Chers deux visiteurs,
je dois tout d'abord vous avouer que je ne fréquente plus guère ce lieu. Il sent le rance. Je ne l'aime plus.
Mais tout de même, parfois, par désoeuvrement, j'y jette un coup d'oeil. Et ce soir, quelle ne fut ma surprise de constater que deux commentaires supplémentaires étaient venus s'ajouter
récemment. Ils étaient bien sympathiques, en plus, ces deux commentaires.
Aussi donc, me revoilà, de passage, histoire de vous conter un peu mes passionantes aventures, et ma foi, z'allez voir ça, vous allez pas regretter d'être venus.
Comment vais-je ? Eh bien c'est fort simple, je me contenterais de citer ce que l'on m'a dit pas plus tard qu'il y a deux jours : "quand le boeuf est fatigué, madame, la charrue
n'avance plus".
Le boeuf, hein, vous l'aurez compris, c'est moi. Et bien voilà, la dame qui m'a dit ça, elle pouvait pas le savoir, mais elle pouvait pas tomber plus juste dans la représentation que j'ai de moi
actuellement.
Résumons : j'ai le gabarit d'une barrique, et ce, depuis maintenant plus de18 mois. Il faut me pousser dans les montées, et me tendre une main salutaire pour que je m'extirpe du canapé. Il y
a un an, j'étais exactement dans la même situation, sauf qu'il y a un an, il ne me restait que 15 jours à patienter; là, et dites-vous bien que j'angoisse, il me reste encore trois mois. Ce qui
signifie que la barrique n'a pas encore atteint son gabarit maximal. Je nage en plein cauchemar.
Enchaîner deux grossesses, c'était peut être pas une si bonne idée. Je ne sais pas comment ont fait les autres, mais moi, c'est clairement pas mon truc.
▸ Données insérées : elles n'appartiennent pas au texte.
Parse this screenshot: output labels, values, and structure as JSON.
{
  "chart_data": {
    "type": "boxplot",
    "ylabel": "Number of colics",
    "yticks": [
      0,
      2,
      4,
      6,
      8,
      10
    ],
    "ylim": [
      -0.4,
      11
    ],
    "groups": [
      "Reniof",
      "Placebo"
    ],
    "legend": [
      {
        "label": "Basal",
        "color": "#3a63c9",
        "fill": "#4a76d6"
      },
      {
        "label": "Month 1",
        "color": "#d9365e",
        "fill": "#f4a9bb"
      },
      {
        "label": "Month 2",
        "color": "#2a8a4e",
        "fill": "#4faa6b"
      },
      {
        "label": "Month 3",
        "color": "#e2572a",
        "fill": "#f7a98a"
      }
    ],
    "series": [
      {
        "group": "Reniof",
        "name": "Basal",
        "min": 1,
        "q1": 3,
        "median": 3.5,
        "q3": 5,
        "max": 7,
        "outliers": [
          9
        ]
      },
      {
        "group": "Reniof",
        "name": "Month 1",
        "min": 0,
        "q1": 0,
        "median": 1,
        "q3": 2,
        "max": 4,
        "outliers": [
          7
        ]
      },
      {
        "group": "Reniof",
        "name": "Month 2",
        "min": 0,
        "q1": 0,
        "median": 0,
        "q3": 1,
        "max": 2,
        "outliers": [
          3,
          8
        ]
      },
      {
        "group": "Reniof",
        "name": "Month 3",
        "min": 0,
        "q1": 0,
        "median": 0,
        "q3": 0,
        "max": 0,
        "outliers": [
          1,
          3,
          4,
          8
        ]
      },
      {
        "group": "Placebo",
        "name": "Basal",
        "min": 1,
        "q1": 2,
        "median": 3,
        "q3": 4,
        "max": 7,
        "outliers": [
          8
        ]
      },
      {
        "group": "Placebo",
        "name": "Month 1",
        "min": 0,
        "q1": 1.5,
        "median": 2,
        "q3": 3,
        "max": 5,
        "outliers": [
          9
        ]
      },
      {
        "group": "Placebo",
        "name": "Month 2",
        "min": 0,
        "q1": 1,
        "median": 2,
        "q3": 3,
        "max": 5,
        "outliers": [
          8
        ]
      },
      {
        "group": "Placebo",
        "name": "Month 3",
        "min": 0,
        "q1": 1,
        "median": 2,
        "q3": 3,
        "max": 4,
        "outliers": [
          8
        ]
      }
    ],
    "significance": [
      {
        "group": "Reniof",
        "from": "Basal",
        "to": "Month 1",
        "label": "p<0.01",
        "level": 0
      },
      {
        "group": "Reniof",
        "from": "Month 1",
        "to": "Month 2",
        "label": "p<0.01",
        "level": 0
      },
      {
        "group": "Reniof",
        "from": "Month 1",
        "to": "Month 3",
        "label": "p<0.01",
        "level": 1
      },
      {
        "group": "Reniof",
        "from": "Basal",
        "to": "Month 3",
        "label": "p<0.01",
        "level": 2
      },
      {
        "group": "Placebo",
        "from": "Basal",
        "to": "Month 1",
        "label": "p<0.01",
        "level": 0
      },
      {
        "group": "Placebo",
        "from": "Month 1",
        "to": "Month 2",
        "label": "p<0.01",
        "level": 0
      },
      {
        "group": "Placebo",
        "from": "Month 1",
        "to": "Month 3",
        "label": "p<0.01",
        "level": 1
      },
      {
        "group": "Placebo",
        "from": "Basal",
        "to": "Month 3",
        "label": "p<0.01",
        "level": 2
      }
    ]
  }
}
En un mot comme en cent : marre (c'est
pour faire en un mot, mais je pourrais largement détailler).
A cette disgrâce physique (car oui, c'est bien de disgrâce dont il s'agit, ne venez pas me parler du charme de la femme enceinte, hein, moi enceinte ça donne juste un gros truc, qu'il est
possible de détailler si l'on veut par un gros ventre, des grosses fesses, des gros seins, je crois qu'il ne reste guère que mon poignet qui soit encore d'origine, putain fais chier,
ah pardon ) vient s'ajouter un état de fatigue abyssale, qui me fait me traîner à longueur de journée.
Ce soir, alors que mon fils de bientôt un an prenait visiblement un grand plaisir à me balancer sa compote à la tronche tandis que je contemplais d'un oeil torve sa soeur manger ses
raviolis en se barbouillant de sauce tomate jusqu'aux oreilles, je me demandais si j'avais vraiment fait le bon choix. Si l'on rajoute mon fils aîné, dix ans cette année, et le petit truc à venir
(qui s'avère être encore un garçon, non mais quel intérêt, je vous demande un peu ?), prévu pour la fin du mois d'août, je panique un peu, pour ne rien vous cacher.
Alors bien sûr, je sais, je ne suis peut être pas d'une objectivité totale : la fatigue me brouille certainement la vision. Mais justement : je n'en peux plus d'être fatiguée, et je sais, je
sais, venez pas me dire le contraire, que ça va pas aller en s'arrangeant, en tout cas pas à moyen terme.
Voilà donc les nouvelles. Je ne sais pas trop à quoi vous vous attendiez, chers deux lecteurs, j'aurais aimé vous narrer moultes aventures ébouriffantes, mais il se trouve que mon quotidien
actuel peut se réumer à cette conversation que je tenais à l'instant avec mon binôme :
(lui) : demain je déjeune avec deux avocats de Tours
(moi) : ah ? Moi, demain, faudra que j'aille faire les courses, y'a plus de couches.
Ouaip.
En gros (en gros : ah ah, non mais quel à propos hein ?), je ne traverse pas la période la plus épanouissante de mon existence, ouh là non. Mais bon. C'est qu'un passage, faut se dire ça.